Information Theoretic Similarity (GO-ITS)
We calculated the similarity between GO-BP terms using Jiang’s information theoretic similarity [26] that ranges from 0 (no similarity) to 1 (perfect match). We have previously shown that a GO-ITS score ≥ 0.7 robustly corresponds to highly similar GO terms using different computational biological validations: protein interaction [27, 28], human genetics [29], and Genome-Wide Association Studies [30]. GO-ITS was calculated on each distinct pair among the 3234 GO terms of size ≥15 and ≤500, leading to 10,458,756 pairs of which 59,577 have a GO-ITS ≥ 0.7 (≈5.6 out of 1,000).
Novel Similarity Venn Diagram
In order to compare the different list of dysregulated GO-BP terms, we computed uncommon Venn Diagrams. Since every two GO-BP terms possess a measurable degree of similarity (see GO-ITS definition), it is possible to compare the two sets not only by direct overlap but also by degree of similarity.
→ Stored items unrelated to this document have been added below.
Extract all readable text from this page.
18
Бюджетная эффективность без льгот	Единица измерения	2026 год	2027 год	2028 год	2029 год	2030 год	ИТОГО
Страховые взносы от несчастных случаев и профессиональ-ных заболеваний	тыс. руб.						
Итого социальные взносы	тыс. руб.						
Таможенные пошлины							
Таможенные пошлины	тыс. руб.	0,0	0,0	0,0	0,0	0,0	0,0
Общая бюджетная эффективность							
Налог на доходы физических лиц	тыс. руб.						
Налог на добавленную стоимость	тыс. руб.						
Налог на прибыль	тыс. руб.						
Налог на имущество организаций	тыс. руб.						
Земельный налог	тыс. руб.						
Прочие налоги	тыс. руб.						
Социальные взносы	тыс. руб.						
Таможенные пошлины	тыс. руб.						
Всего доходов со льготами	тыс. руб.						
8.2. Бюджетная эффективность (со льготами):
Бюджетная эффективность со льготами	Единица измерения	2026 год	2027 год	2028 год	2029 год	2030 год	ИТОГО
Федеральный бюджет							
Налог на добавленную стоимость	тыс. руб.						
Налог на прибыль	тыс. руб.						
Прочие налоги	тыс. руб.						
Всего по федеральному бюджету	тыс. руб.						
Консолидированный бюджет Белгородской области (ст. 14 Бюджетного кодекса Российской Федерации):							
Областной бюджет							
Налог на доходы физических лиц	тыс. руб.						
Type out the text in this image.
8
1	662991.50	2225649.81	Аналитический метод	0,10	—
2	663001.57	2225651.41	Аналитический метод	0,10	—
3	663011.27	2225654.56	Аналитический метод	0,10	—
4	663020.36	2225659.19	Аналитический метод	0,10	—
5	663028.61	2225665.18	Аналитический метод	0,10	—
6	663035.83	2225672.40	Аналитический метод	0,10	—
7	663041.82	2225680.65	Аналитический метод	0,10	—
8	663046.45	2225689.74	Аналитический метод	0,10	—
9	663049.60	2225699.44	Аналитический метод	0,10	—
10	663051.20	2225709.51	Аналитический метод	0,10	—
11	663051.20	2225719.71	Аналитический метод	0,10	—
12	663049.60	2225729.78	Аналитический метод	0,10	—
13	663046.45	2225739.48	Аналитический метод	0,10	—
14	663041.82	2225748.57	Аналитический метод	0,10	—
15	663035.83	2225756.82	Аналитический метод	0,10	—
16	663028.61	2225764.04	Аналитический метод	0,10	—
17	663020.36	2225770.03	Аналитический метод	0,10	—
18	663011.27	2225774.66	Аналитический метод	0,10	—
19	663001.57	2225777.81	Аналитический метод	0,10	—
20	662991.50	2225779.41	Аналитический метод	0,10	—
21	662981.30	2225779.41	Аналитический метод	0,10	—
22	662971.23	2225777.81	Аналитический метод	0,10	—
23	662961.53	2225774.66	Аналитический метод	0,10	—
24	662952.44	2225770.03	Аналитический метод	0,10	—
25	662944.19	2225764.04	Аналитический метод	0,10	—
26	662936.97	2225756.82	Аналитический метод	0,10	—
For each Similarity Venn Diagram, we calculated the number of GO-BP terms similar to each of the two sets using a strong similarity GO-ITS threshold ≥ 0.7 (≈0.0056 pairs of all GO terms pairs meet this stringent criteria). This leads, for each Similarity Venn Diagram, to two additional values: the number of pathways (i) belonging to the set A and similar to the set B and (ii) vice-versa. If we take only the intersection of those two sets, we obtain the traditional Venn Diagram overlap. Of note, this technique may be extended to as many sets as needed, and different representations can be used. Figure 1 shows three possible representations of those Novel Similarity Venn Diagrams, the first one (Panel A) being the one we chose for this paper, because of its practicality for two sets studies. The source code and GO-GO similarity matrix used for computing the Similarity Venn Diagrams in this manuscript are available at http://lussierlab.org/publications/SimilarityVenn.
Figure 1. Similarity Venn Diagrams.
This Figure shows three possible representations of Similarity Venn Diagrams. Panels A and B are an extension of the traditional Venn Diagram representation. They contain the same overlapping number of entities in the middle and also two extra numbers describing the similarity of each set to the other. This similarity depends on a threshold chose for assessing two entities to be significantly similar (in the following paper, we chose GO-ITS ≥ 0.7). While Panel A is the most ergonomic representation with 2 sets, Panels B and C are easier to represent and apprehend in higher dimensions (see Supp. Figure S1 for a few possible extensions with 3 sets). Panel C is the simplest representation overall, but merges the overlap with the similarity, which displays less information.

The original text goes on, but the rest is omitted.